If you're reading this on American soil, you need to bear in mind that European university courses are always specialist honours degrees. There's no "major" as such. You do a degree in English or law or physiology or whatever with little scope to "read" much else. Which was part of my problem before. I had too many interests...
Last year's prospectus annoyed me because there's an undergraduate version (for me: I don't have a bachelor degree) plus a postgraduate version for those already in posession of a BA. The only difference so far as I could discern was that the postgraduate offered Chinese in the list of available "C" languages, whereas the undergraduate version didn't. Which really annoyed me, as I'd love to do Chinese. It's not that difficult, I never had trouble with tones when I learned holiday Thai some years ago, plus I have a good memory for characters. You might have noticed over time that I have a thing about foreign scripts. I think most of them look really funky.

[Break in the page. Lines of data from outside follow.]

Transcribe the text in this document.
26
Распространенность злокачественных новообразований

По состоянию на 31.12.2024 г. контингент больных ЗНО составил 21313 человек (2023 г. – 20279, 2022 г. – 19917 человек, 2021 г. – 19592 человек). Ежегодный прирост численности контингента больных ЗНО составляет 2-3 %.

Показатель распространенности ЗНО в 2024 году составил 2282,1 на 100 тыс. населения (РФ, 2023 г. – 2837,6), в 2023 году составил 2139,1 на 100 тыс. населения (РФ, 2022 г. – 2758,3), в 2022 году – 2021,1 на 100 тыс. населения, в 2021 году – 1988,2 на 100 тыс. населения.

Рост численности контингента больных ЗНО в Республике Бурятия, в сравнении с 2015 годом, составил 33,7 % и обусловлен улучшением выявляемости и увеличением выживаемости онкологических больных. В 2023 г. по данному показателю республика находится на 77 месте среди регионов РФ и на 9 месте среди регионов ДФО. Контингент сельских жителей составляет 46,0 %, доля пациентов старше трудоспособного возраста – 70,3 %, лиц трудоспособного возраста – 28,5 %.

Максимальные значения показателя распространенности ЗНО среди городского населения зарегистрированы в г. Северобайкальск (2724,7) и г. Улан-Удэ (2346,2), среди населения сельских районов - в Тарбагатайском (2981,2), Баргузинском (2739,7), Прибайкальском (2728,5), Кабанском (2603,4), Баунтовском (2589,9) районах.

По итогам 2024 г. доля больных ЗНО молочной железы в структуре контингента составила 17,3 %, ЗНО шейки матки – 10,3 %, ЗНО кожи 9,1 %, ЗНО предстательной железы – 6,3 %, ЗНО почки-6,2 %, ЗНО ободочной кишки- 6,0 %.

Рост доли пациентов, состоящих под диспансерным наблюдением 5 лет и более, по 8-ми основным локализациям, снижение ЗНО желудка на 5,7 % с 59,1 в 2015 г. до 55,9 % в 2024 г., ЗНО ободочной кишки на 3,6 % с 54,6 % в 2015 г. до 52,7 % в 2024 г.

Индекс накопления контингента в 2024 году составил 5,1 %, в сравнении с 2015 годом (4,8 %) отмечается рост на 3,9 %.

Anyway I just checked and they've CHANGED THE PROSPECTUS so I could now do exactly what I wanted to: English-German/German-English Chinese-English (translation) + French (not to translate, just to speak it). I already have A levels in German and French.
Also I just found out that those German ICE trains, due to depart London-Frankfurt within a couple of years would take me to within an hour of Mainz, which is where that course is... is this a sign?
If this course is so unsuitable, I don't understand why I keep coming back to it in my mind. I've not found one like it anywhere else.
As the saying goes WHERE THERE'S A WILL THERE'S A WAY. And you're supposed to keep your eyes on the goal, not the obstacles.
My legs are almost healed now. Valium Marilyn whose eyes are up the wall has STILL not seen a doctor. I told her to go to her own, who knows her, knows she hasn't got a "lazy eye" and will see straight away what's wrong, and probably know what it's likely to be.